A comparison rate is used when advertising finance rates or repayments. It is not to be confused with an interest rate, as this is the rate shown on a finance contract and that rate that your repayments will be calculated for. A comparison rate is only ever used for advertising purposes.
A comparison rate is the interest rate plus all fees and charges that an applicant would have to pay if they applied for and took out the financial product being advertised.
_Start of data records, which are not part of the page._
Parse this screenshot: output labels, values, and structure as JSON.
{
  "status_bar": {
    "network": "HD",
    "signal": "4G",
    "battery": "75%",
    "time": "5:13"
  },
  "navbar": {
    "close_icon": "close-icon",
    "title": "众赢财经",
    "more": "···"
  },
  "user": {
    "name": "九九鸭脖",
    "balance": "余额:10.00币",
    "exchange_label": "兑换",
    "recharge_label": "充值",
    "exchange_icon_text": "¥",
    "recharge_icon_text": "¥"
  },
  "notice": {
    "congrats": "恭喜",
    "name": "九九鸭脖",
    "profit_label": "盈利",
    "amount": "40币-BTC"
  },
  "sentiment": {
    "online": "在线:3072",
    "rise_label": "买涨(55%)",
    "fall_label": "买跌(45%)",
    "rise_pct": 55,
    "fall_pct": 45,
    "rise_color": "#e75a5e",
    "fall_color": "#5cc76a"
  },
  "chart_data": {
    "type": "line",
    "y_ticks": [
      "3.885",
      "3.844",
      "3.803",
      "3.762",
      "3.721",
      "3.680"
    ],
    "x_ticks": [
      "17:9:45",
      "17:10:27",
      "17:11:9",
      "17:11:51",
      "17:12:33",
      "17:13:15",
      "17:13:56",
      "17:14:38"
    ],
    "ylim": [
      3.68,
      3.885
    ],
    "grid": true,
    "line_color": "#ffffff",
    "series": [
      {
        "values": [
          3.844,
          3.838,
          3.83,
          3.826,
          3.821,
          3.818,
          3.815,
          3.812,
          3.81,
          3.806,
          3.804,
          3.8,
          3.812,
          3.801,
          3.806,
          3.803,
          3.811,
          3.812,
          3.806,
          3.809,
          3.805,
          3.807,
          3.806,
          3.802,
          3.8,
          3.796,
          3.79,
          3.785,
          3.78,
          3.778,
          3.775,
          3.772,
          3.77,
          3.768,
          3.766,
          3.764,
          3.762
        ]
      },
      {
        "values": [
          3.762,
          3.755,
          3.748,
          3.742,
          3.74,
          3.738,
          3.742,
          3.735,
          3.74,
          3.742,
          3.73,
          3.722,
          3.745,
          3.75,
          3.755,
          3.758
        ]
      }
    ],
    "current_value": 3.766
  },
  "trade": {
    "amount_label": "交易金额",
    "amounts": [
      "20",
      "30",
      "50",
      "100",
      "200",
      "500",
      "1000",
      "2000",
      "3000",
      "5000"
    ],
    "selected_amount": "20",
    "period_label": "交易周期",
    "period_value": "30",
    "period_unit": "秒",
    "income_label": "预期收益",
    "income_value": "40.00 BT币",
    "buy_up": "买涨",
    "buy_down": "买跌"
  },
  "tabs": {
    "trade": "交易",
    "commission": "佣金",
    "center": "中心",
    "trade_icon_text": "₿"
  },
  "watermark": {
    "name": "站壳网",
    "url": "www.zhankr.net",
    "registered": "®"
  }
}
The comparison rate was put in place so the borrower could easily compare side by side in regards to lenders current offerings. After some time lenders were using ‘tricks’ to reduce the comparison rate, as this rate would not take into account deferred establishment fees or early penalties, so this was used to reduce the comparison rate quoted, confusing the consumer more and if they wanted to freely move after the contract was already in place, they would either be stuck with that lender for a period of time to recoup the lender losses from the reduced upfront fees, or they would be hit with hefty penalties, so the lenders could advertised a low comparison rate.
The other issue with comparison rates, is that it is only ever used in advertising and is never specific to an individual contract and is always an example given only, which is required to be explained in a ‘fine print’ disclaimer.
For financial products like car loans, where interest rates are set on a case by case basis, comparison rates are less effective advertising tools, and so are used less often. You do occasionally see comparison rates being used in 1 or 2% finance rate campaigns ran by manufacturer owned financiers. But extra care should be taken with those offers, as they may carry additional lending criteria or vehicle restrictions.